Wednesday at team headquarters, Carroll finally hired his guy — as a third-string running back, after letting him go three previous times when he was identified as a receiver, then a cornerback.
“Life is unpredictable,” Farmer said matter-of-factly as he sat at his locker, reciting the wisdom of the ages. “You got to know how to weather adversity and overcome.
“It’s been quite a long journey.”
Farmer was promoted from the practice squad to the 53-man roster for Sunday’s game in Tampa against the 5-5 Bucs after injuries took down RBs C.J. Prosise (broken shoulder blade) and Troymaine Pope (ankle sprain). He will back up Thomas Rawls and rookie Alex Collins.
If the casualty rate keeps up, Farmer might get 25 carries for 100 yards.

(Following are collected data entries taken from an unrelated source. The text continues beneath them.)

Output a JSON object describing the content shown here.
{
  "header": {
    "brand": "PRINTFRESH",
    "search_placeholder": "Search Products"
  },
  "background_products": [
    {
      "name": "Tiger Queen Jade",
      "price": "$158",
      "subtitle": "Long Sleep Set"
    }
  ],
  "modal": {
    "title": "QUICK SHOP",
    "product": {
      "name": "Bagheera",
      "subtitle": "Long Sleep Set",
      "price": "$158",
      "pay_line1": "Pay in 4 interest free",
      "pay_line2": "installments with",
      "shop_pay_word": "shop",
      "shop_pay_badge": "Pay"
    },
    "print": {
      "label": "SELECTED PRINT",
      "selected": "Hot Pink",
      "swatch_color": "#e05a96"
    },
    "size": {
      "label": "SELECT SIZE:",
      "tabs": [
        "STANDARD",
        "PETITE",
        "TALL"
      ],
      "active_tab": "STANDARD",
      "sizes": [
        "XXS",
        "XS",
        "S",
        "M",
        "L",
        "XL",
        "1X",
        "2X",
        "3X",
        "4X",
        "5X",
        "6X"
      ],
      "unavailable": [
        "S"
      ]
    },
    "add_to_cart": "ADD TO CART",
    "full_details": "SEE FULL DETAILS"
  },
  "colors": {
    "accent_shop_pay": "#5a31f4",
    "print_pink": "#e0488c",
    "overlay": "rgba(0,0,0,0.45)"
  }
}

Since Prosise and Pope remain on the roster, room was made for Farmer by cutting right tackle J’Marcus Webb on Tuesday, the Seahawks’ most expensive free agent hire last off-season for a guaranteed $2.75 million over two years. Webb, who made three starts at right guard, was a six-year veteran who lived down to the tepid expectations of many around the NFL who puzzled over his signing by Seattle.
His departure means that the three O-line backups include two rookies, draftees Rees Odhiambo and Joey Hunt, and veteran Bradley Sowell. And the three running backs have a collective 49 carries this season (39 for Rawls).

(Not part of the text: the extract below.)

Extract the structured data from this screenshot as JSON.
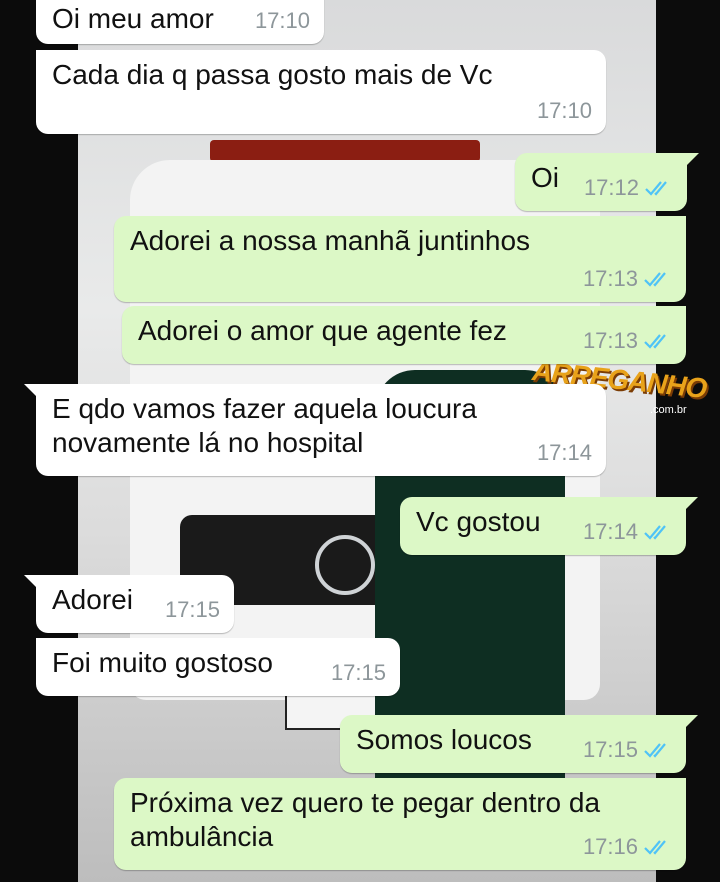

That’s how the Seahawks roll. Experience is often secondary to talent, especially youthful talent. Beast Mode was then, the committee is now.
Farmer, 23, has the talent — he ran a 10.4-second 100-meter dash in high school and was a five-star football recruit. Since then, however, chances have been fleeting. Check out this backstory:
His freshman year at USC, he had four games as a reserve running back. His sophomore year was mostly wiped out after, of all things, a serious bite from a brown recluse spider. Then his next season vanished after tears of the ACL and MCL in his right knee. After a junior season in which he had a modest 30 catches, 363 yards and four touchdowns, he declared for the draft.
He went undrafted.
He was signed as a free agent by the Cowboys, who cut him halfway through the preseason. The Seahawks signed him Aug. 22, 2015, thinking he was a cornerback. He lasted nine days. But the Seahawks brought him onto the practice squad Sept. 22.
At camp in July this year, the Seahawks made him into a running back after several injuries robbed the depth. He looked good in preseason, but the day before the final exhibition game, his foot was stepped on and he was waived/injured. He spent eight weeks in Los Angeles rehabbing the injury.
The Seahawks re-signed him to the practice squad Nov. 1, cut him Nov. 4, re-signed him Nov. 11 and promoted him Wednesday instead of finding a veteran free agent on the street.
Now he’s likely to get his first NFL game action Sunday. With that narrative, no wonder he seemed world-weary. Yet he’s resolute.
“Looking back, I wouldn’t change anything,” Farmer said. “Everything to this point has made me who I am. I’m pretty satisfied how things went.”
It had to have helped to have Carroll in his corner. Farmer’s promotion was completed after Carroll met with the media, but after practice, offensive coordinator Darrell Bevell explained it well.
“For a long time, Pete has been advocating for him,” he said. “When you see a guy that big (6-foot-1, 220 pounds), that strong and that fast, you feel like you should try to find a place for him.
“George is a very skilled athlete with great speed, great hands and an understanding of what we want to do. He’s been around us awhile, played bunch of scout (team) for us. It should be a seamless transition.
“We’re not scared to put him in there.”
That has become a Seahawks trademark: They are neither afraid to try, nor fail.
The Webb failure follows the same outcome for cornerback Cary Williams last season, wide receiver Percy Harvin in 2014 and, further back, quarterbacks Matt Flynn and Charlie Whitehurst. They bust on some draftees and undrafted free agents too (remember last season’s starting center, Drew Nowak?).
NFL personnel acquisition is an inexact craft, not close to an art and never a science. The inevitability of mistakes has never fazed Carroll nor general manager John Schneider. Seven years in Seattle has proven they are right way more than they are wrong.
After left tackle George Fant made it, Farmer becomes the 25th undrafted free agent on the 53-man roster, an NFL high. It isn’t clear to anyone yet that he will succeed, but if he doesn’t, the cause won’t be from an advanced sense of entitlement.
Wherever he is Thursday, George Farmer will be having one splendid Thanksgiving.